Les variations du croire 2017-2018

Nathalie Luca, directrice de recherche au CNRS (CéSor) et Anne-Sophie Lamine, professeure de sociologie (Université de Strasbourg, DynamE)

4ième mercredi du mois de 14h à 18h (salle Alphonse-Dupront, 10 rue Monsieur-le-Prince 75006 Paris)

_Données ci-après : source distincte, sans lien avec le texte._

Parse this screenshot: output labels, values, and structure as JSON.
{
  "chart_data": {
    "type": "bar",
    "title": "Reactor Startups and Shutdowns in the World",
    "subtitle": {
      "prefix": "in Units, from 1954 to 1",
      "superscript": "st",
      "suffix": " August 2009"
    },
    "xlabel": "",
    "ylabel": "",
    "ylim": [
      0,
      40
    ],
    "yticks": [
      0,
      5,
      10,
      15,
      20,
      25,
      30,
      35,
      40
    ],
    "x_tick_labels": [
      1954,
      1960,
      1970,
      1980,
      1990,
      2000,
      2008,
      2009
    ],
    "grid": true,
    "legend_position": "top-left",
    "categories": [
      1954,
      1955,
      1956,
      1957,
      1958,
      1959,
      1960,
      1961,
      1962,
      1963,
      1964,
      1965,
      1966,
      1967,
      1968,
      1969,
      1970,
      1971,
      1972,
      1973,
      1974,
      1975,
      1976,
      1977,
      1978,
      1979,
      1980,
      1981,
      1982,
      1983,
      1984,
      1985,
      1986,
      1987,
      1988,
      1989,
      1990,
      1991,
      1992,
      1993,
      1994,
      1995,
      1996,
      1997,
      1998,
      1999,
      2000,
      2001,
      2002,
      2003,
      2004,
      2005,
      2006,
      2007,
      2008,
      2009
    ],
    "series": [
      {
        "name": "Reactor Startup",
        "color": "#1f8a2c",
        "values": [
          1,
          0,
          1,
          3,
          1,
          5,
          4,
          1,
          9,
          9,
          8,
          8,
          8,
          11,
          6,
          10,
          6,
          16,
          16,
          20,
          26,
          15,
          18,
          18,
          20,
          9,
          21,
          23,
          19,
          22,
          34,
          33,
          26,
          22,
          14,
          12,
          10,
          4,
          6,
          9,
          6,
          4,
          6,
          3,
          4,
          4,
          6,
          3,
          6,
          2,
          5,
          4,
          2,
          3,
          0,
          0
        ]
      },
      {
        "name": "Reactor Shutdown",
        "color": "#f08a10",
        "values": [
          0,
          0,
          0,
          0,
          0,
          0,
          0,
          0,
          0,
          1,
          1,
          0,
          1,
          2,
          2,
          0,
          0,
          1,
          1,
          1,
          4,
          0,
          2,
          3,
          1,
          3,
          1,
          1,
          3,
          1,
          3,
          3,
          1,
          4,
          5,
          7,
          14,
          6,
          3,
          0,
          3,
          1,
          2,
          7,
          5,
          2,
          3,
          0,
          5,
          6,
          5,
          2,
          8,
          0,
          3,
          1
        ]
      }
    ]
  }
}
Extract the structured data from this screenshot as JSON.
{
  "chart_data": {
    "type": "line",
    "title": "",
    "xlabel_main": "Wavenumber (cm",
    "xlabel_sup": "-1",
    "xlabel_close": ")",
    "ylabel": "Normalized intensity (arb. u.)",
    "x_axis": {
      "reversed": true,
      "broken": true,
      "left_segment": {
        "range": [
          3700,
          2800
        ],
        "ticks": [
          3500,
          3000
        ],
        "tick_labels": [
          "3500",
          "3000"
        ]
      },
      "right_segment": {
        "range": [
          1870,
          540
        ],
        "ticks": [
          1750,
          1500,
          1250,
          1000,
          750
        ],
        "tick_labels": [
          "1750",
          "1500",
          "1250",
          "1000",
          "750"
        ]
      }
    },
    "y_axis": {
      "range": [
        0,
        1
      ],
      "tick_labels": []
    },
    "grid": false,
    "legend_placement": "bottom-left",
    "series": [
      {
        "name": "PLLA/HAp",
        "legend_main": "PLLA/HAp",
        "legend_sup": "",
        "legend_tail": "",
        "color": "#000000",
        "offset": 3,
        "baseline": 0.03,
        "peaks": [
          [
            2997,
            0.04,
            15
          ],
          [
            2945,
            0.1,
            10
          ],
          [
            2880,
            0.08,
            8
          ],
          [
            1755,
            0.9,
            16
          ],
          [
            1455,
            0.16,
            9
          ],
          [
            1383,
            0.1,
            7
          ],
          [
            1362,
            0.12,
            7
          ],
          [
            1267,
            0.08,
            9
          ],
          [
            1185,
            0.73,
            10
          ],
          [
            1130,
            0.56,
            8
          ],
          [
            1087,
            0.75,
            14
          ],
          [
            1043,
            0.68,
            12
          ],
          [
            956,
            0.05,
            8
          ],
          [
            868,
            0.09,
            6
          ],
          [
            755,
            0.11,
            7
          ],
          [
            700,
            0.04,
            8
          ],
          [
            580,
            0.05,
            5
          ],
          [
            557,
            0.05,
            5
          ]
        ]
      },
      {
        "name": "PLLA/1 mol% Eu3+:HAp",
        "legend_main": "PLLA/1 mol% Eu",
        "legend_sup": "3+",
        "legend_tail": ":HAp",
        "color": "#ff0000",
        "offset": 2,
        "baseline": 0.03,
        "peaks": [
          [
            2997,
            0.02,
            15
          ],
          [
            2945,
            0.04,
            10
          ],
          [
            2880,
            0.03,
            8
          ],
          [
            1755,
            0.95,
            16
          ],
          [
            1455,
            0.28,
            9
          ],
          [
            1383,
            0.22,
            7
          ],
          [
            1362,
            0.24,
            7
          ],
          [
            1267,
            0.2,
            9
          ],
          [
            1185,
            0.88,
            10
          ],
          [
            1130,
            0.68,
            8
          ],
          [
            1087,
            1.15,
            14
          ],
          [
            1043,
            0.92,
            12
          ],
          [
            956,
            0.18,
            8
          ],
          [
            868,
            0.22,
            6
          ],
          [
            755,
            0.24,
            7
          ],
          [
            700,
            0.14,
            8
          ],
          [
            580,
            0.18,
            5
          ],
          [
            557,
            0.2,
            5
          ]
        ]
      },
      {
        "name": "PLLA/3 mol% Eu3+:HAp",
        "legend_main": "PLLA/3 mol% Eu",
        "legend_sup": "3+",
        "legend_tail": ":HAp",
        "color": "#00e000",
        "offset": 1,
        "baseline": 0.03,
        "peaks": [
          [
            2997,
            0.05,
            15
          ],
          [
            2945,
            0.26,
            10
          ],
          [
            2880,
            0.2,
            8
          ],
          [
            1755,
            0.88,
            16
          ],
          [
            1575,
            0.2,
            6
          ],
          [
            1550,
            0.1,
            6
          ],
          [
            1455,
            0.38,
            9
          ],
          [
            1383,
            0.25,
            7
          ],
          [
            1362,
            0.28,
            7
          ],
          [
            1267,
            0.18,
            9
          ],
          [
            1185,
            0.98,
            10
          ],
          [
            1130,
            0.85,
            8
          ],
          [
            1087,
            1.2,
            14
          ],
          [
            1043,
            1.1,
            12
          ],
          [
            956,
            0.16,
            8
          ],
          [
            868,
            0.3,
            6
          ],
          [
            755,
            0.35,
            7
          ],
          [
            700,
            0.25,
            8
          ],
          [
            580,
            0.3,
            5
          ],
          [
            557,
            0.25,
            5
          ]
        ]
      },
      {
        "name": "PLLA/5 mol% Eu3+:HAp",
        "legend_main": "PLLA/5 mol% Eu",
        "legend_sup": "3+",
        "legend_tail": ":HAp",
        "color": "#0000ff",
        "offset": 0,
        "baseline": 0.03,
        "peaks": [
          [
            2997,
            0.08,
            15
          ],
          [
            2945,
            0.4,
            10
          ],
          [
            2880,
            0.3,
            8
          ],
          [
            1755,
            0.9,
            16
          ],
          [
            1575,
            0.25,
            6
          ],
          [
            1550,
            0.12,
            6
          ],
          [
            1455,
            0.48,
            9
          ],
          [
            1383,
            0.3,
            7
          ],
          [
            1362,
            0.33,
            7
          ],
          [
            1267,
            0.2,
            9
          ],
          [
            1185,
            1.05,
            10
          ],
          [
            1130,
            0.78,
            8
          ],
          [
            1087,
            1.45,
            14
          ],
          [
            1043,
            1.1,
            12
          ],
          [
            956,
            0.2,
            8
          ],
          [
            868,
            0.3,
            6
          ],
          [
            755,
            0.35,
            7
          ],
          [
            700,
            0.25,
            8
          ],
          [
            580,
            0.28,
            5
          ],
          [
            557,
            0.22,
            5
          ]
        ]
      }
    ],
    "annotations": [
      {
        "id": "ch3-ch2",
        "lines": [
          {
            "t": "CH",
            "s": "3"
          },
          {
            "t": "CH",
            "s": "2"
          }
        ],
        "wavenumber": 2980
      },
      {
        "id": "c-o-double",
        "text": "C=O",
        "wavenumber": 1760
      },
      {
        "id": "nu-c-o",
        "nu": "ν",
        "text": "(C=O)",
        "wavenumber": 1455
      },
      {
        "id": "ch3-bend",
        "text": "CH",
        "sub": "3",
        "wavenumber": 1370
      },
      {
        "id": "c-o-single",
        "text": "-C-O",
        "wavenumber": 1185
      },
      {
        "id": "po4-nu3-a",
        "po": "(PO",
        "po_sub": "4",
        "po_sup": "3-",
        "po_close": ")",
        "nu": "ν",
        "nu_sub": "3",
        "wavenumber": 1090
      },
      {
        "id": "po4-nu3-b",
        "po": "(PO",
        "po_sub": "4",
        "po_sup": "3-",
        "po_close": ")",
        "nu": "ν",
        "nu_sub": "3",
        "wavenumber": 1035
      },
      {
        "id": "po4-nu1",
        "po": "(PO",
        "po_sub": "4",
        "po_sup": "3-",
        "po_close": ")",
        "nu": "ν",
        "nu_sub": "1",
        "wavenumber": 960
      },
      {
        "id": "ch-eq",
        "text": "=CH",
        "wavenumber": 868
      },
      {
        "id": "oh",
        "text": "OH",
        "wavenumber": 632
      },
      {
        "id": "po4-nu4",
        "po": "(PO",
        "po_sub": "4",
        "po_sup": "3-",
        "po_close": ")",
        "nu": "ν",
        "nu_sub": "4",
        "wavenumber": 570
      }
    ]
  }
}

du 22 novembre 2017 au 23 mai 2017. Séance supplémentaire de 14h à 18h le 13 juin 2017

Le séminaire poursuit l’exploration du croire dans le religieux (christianismes, islams, nouveaux mouvements religieux…) et à ses frontières (milieux entrepreneuriaux, artistiques ou politiques). Il s’inscrit dans le cadre des activités menées par le programme collaboratif « Les techniques du (faire) croire » du Laboratoire d’excellence HaStec, « Histoire et anthropologie des savoirs, des techniques et des croyances ». Les questions posées traversent et dépassent le champ religieux, portant sur les notions d’expérience, de choix, de vocation, d’engagement, de dépassement de soi analysées en tant que dispositions à la confiance, à l’optimisme permettant autant la réalisation d’un « soi » que la fabrication d’un collectif engagé. C’est  sur l’articulation entre raison et émotion, extériorité et intériorité, responsabilité et conviction, et sur la façon dont ceux-ci rencontrent les notions de foi, de passion, d’ambition, d’optimisme et de responsabilité que se consacrera notre séminaire mensuel. L’ensemble des séances mobilisera l’approche pragmatiste de Dewey. Les trois premières analyseront les engagements croyants. Les deux dernières partiront de corpus filmiques (un court métrage sur un artisan lillois et un long-métrage sur des entrepreneurs haïtiens) pour analyser les manifestations de la vocation et de la foi et les dispositions à l’engagement telles qu’elles se manifestent dans des sphères d’activité séculières.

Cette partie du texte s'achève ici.